When Mom And Dad Don’t Agree

After the birth of their children, many couples go into crisis due to disagreements in parenting style. Personal work to free yourself from harmful toxic patterns will help heal the bond with your children and with your partner.
couple arguments for the children

For more than ten years, I have combined my work in consultation with the dissemination of the latest knowledge about child psychology and natural or respectful parenting.

After reading some of my articles, watching one of my videos or attending one of my talks or workshops, many mothers consult me ​​anxiously commenting that they are going through especially delicate moments of crisis with their partners.

The situation that I am faced with, in most cases, is similar. In general, they describe to me an increase in arguments and a distancing with their partners to the point of having thought about separation.

Children as the origin of crises

When we investigate a little more about the crisis they are going through, we realize that it usually has its origin in the arrival of children and that it manifests itself in an especially virulent way in the differences in the parenting style that each member of the couple believes suitable for the education of your little ones.

Often, in the couples who are confronted about the optimal way to raise their children, the disagreements increase as the children grow older.

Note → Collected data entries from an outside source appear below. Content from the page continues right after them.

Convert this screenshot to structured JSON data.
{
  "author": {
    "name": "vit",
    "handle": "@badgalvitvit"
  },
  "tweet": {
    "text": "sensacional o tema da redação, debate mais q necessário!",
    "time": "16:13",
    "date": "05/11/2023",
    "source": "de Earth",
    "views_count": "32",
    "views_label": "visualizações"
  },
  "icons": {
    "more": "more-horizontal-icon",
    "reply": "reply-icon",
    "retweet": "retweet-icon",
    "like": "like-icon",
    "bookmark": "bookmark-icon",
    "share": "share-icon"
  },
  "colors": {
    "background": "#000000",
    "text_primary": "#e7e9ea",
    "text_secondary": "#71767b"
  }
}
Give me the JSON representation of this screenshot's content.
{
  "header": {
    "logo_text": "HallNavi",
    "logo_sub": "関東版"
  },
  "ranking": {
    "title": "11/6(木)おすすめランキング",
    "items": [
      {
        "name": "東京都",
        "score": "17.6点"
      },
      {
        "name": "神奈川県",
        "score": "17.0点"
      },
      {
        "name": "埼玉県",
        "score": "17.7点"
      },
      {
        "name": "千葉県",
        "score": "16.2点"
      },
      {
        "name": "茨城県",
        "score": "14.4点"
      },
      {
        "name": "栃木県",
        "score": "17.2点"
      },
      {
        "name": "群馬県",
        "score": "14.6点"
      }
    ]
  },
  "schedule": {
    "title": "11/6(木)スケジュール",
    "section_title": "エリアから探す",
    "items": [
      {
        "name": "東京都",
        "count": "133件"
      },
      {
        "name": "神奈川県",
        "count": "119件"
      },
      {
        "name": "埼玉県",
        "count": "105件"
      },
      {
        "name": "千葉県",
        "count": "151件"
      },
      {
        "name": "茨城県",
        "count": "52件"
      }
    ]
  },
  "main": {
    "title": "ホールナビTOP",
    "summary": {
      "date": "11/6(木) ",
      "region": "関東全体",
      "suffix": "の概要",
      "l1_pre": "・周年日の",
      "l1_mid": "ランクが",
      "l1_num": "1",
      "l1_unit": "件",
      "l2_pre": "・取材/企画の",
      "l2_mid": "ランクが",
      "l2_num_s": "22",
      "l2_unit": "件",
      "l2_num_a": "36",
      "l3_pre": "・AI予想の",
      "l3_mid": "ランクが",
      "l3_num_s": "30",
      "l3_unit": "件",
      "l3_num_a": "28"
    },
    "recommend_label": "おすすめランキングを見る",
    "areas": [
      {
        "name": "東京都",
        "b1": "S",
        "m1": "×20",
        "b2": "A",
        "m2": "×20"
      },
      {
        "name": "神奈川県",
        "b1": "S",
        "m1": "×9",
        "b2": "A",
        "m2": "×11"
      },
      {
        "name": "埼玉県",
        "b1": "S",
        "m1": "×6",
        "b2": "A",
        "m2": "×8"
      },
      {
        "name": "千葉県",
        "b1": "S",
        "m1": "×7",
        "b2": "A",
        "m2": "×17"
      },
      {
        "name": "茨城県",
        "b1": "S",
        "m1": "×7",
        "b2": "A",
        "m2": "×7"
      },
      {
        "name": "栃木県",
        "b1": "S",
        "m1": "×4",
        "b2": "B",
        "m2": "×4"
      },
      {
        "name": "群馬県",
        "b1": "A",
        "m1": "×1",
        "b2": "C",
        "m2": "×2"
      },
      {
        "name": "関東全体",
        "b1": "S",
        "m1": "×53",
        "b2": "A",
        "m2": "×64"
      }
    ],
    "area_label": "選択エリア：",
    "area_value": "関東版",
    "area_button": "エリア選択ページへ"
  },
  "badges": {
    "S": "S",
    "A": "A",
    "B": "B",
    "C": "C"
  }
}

The inequalities between the couple are manifested in a much more evident way.

In the beginning, when they are babies, it is easier for everyone to understand that their little ones are defenseless beings and that they need a lot of care and continuous attention. But that changes over time.

As the children get older , more complex situations begin to arise regarding the parenting style that each one wants to practice.

Why do contradictions arise in relation to parenting?

The arrival of a baby is a momentous change in the life of a couple and each member, depending on their personal history and the backpack they carry, assumes it differently.

In the cases that I have received in consultation, the father tends to choose to repeat the type of oppressive education received in his own childhood.

The mother, for her part, tends to worry about reading, researching and questioning all matters related to education and child rearing.

Although many of these mothers come from traditional families and received a rigid and authoritarian education, thanks to the arrival of their baby, they embark on a path of personal evolution that brings them closer to an upbringing that is much more attached and respectful of the needs and rhythms of their children. .

For now, it is much more infrequent and unusual for the father to worry about researching the personal changes that the arrival of a son brings. They continue to repeat, without hardly questioning it, the educational style of their families.

In general, they prefer to wish that everything remains the same as before they became parents.

As children grow, the mother evolves, learns and changes harmful patterns in the bond with her children, while many parents remain stuck wishing that their relationship would be similar to when they met.

The case of Diana, Carlos and their son Adrián

In consultation there are many cases of this type that I have attended in recent years. One of the most recent is that of Diana and Carlos, parents of Adrián (6 years old).

Diana began looking for information on respectful childbirth, breastfeeding, and attachment parenting upon becoming pregnant. He changed many of his preconceived attitudes about parenting, even opposing the voices of his family that predicted the greatest catastrophes if he did not “get in the way” with his son.

Carlos, for his part, did not read anything that his partner showed him. Although Diana printed 10 copies of an article on the negative effects of punishment for him and distributed them to him in different parts of the house, he refused to take a look at it.

The young man was reluctant to any change, he was convinced that his parents raised him well and he did not see it necessary to change his traditional parenting style.

When Adrián turned 6 years old, Carlos made his threats and punishments even tougher. He alluded to the fact that the boy was old and accused Diana of having spoiled him too much.

Day by day, the differences between the two were more apparent. When they came to my office, they had reached a point where they raised the separation.

Free yourself from toxic patterns

Many couples break up, due to this estrangement. It must be assumed that life will not be the same as before the arrival of the children and, if one of the members is not willing to change, the break will be inevitable.

The breakup does not occur when the most reluctant member of the couple decides to start a process of personal therapy to free themselves from their toxic patterns and not negatively influence their children.

This is what happened with Carlos. The young man understood that certain attitudes of his parents were not correct and he worked in therapy to find healthier alternatives for everyone.

As a result of her work, both the relationship with Diana and the bond with Adrián improved to the point that the couple decided to stay together.